First of all, the guys at smc (Swathanthra Malayalam Computing) is so totally cool. They are like, waiting for helping you out with something. Really helpful people there. Ershad, Rag Sagar (whom I got to know yesterday just because of the doubt I posted in their mailing list), Jaseem, Praveen, only to mention a few.
Not only that, but it is wonderful to see how easily the world is connected today. Within a few seconds, people from Pune, Bangalore, Calicut and Malappuram talked together and solved a certain Linux administrative problem, which I am going to describe below.
I was trying to learn git and as such, wanted to experiment on managing pull requests. I did not wish to bother anyone else with the task of sending me a pull request and hence, I created a new user in my system. There were two options for me to do it. Whether to use useradd or adduser.
useradd, it seems, is the primitive Unix command of creating a user. I guess you could put it like “raw create user”
On the other hand, adduser, was a perl script that used useradd, and also other informations to create your new user account for you.
Hence, I went along with the latter and created my user. I switched to my new user account using
$su newuser
However, when I tried to open/create a file within the home directory of the newuser with the command
$gedit test.c
I got the following errors:
No protocol specified
No protocol specified
Cannot open display:
Run ‘gedit –help’ to see a full list of available command line options.
Which meant that the graphical display was not working for the new user. Without much delay, I posed the question on the smc mailing list and got two answers:
1. The twisted way proposed by Ershad. He he…
To ssh into the new user account with the -X parameter so that you can use the graphical display. For this, you need to install openssh-server and do:
$ssh -X newuser@127.0.0.1 (Or you could use ‘localhost’ instead of ‘127.0.0.1’ if the mapping is there in your /etc/hosts file)

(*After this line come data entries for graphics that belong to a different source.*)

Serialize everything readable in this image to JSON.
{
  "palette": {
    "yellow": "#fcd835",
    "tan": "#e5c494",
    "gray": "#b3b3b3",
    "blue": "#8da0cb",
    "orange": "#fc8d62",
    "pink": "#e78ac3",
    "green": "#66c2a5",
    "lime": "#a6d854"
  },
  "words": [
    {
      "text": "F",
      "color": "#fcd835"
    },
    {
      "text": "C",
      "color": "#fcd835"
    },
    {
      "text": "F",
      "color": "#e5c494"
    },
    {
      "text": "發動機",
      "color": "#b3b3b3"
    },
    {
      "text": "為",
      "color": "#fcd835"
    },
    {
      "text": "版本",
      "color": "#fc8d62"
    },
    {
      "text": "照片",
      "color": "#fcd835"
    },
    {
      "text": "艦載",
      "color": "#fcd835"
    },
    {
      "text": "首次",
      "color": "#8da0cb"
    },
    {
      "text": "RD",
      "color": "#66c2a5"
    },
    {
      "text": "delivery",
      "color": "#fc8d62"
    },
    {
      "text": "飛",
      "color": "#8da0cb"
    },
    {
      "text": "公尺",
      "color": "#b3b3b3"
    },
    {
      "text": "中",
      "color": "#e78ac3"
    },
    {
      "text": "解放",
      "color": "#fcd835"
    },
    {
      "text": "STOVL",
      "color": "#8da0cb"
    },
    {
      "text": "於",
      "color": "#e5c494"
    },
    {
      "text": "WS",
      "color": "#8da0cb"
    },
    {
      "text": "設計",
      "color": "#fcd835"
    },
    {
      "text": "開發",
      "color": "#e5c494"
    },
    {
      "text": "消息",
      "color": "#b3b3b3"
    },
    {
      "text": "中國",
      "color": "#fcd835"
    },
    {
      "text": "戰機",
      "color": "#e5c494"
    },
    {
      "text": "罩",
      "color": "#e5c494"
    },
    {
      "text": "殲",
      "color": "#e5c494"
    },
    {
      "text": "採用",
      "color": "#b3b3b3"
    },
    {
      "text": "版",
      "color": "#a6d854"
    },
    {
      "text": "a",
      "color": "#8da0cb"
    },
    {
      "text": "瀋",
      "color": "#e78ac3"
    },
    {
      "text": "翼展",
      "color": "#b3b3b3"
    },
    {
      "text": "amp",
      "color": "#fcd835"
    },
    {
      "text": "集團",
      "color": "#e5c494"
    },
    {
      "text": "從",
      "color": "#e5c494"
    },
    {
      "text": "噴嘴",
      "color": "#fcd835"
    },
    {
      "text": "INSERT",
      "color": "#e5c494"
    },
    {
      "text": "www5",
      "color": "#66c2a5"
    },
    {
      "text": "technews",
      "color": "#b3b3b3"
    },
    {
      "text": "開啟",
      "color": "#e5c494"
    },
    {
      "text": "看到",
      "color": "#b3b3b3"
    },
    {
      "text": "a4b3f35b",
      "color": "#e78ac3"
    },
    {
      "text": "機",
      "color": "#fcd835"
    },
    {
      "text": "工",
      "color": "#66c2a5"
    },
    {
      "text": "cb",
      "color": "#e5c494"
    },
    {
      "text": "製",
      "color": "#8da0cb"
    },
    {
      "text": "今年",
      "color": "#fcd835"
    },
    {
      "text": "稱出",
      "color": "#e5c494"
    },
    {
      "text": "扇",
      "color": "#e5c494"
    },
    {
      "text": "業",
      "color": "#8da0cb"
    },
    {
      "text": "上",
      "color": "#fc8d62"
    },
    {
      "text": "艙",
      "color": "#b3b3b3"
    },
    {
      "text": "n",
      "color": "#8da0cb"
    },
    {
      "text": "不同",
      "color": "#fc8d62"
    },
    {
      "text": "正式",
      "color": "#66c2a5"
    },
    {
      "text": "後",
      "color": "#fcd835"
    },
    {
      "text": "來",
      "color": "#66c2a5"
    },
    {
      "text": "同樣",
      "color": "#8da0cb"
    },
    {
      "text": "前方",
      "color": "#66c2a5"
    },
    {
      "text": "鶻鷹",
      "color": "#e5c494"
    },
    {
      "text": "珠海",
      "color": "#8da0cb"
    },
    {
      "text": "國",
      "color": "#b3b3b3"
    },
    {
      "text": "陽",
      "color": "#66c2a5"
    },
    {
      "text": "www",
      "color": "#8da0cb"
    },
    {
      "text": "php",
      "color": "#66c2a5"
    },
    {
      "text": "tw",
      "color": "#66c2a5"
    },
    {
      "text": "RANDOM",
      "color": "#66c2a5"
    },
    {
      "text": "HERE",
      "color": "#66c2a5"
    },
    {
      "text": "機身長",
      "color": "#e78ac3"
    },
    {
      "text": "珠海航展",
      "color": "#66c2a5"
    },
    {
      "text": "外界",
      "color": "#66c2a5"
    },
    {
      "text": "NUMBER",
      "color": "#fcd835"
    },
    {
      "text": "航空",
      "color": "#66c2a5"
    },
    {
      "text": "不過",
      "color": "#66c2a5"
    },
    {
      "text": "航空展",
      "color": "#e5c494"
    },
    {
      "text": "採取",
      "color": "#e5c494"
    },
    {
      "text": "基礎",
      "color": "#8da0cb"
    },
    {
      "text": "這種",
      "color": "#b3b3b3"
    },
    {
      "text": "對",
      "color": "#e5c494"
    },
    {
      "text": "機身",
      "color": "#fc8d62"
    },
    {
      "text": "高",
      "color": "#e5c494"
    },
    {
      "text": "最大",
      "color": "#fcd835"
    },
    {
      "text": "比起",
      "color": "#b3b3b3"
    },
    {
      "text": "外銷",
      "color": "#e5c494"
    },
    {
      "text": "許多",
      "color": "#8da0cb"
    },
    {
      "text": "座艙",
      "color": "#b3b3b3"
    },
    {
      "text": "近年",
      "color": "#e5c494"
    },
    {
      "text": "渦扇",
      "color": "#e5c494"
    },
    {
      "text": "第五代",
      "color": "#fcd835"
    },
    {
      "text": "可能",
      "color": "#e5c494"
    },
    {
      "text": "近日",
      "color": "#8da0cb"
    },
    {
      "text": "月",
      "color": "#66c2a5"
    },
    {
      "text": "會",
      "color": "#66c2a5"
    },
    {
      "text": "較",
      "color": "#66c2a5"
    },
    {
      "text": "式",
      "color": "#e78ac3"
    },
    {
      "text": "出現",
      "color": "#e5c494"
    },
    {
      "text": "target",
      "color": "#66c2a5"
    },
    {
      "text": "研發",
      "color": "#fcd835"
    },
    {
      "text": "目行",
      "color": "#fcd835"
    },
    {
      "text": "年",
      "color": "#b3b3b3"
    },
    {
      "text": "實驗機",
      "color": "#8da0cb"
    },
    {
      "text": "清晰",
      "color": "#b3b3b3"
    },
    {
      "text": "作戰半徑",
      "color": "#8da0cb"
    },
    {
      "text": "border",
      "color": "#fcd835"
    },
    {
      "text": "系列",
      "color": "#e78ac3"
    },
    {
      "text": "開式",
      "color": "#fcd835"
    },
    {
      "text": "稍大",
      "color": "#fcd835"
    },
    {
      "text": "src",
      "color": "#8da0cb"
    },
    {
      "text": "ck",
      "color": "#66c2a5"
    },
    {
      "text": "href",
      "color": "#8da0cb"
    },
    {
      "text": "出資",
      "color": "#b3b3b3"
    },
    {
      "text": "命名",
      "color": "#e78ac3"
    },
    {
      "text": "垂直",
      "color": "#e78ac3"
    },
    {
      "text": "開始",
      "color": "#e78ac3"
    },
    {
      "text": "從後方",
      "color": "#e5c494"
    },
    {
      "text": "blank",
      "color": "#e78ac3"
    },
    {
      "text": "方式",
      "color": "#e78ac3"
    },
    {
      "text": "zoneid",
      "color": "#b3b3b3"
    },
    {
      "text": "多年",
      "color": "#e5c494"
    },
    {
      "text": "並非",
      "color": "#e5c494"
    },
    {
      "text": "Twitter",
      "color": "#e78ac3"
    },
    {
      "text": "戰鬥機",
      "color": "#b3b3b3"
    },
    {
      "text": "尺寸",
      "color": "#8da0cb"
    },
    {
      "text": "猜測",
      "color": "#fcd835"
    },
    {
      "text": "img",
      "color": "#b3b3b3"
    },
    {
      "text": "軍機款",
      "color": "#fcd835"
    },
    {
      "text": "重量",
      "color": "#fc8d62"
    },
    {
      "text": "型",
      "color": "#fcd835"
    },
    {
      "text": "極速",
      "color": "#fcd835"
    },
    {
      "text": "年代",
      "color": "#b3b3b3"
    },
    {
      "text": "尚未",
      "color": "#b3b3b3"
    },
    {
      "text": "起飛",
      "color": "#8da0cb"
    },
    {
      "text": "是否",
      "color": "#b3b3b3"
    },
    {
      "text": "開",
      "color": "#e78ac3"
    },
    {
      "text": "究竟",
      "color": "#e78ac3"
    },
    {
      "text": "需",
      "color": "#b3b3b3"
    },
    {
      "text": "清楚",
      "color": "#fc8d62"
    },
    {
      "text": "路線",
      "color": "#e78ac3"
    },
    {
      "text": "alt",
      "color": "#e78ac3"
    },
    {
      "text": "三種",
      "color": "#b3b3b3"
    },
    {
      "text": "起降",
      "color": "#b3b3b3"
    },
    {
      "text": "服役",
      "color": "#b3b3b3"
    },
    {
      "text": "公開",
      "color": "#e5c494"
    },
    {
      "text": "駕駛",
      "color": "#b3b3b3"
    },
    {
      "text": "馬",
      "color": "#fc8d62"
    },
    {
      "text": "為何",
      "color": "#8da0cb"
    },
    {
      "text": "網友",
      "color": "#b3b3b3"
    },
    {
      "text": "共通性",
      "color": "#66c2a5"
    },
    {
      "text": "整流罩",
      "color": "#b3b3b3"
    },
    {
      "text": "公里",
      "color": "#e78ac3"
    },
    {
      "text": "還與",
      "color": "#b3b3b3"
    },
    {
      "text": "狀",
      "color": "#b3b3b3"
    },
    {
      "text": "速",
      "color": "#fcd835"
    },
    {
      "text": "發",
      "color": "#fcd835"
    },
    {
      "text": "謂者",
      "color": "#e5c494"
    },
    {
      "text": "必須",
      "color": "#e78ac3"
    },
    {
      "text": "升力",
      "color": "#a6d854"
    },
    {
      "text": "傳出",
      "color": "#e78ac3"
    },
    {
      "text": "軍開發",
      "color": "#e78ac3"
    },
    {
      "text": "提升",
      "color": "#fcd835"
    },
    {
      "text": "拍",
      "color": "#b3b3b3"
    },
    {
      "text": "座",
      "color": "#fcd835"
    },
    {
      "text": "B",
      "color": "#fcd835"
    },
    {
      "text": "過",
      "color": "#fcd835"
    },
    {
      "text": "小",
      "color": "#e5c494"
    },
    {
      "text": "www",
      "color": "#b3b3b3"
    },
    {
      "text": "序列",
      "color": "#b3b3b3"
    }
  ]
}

You are good to go. However, he mentioned that this was not the right way to do things and wanted to find how to do it right. It was then that Rag Sagar pinged me online (since he was not able to reply to the thread due to some technical difficulties). He provided me with the second way, which was the ‘right’ way it seems!
2. The right way by Rag Sagar.
As root, run the following
$xhost local:newuser
Switch to newuser account
$su – newuser
Voila! Now you can use the graphics as you wish. Note the ‘–‘ sign in the su command. It stands there for giving the environmental settings for the new user as expected when logging in directly with the new user account. Need to dig up more information on how that works.
And xhost, it seems, is the program that decides/allows who all can access the X server. (What!?). Got to get more info on this as well.
Well, that is the adventure that I had yesterday. Now gitting back to git.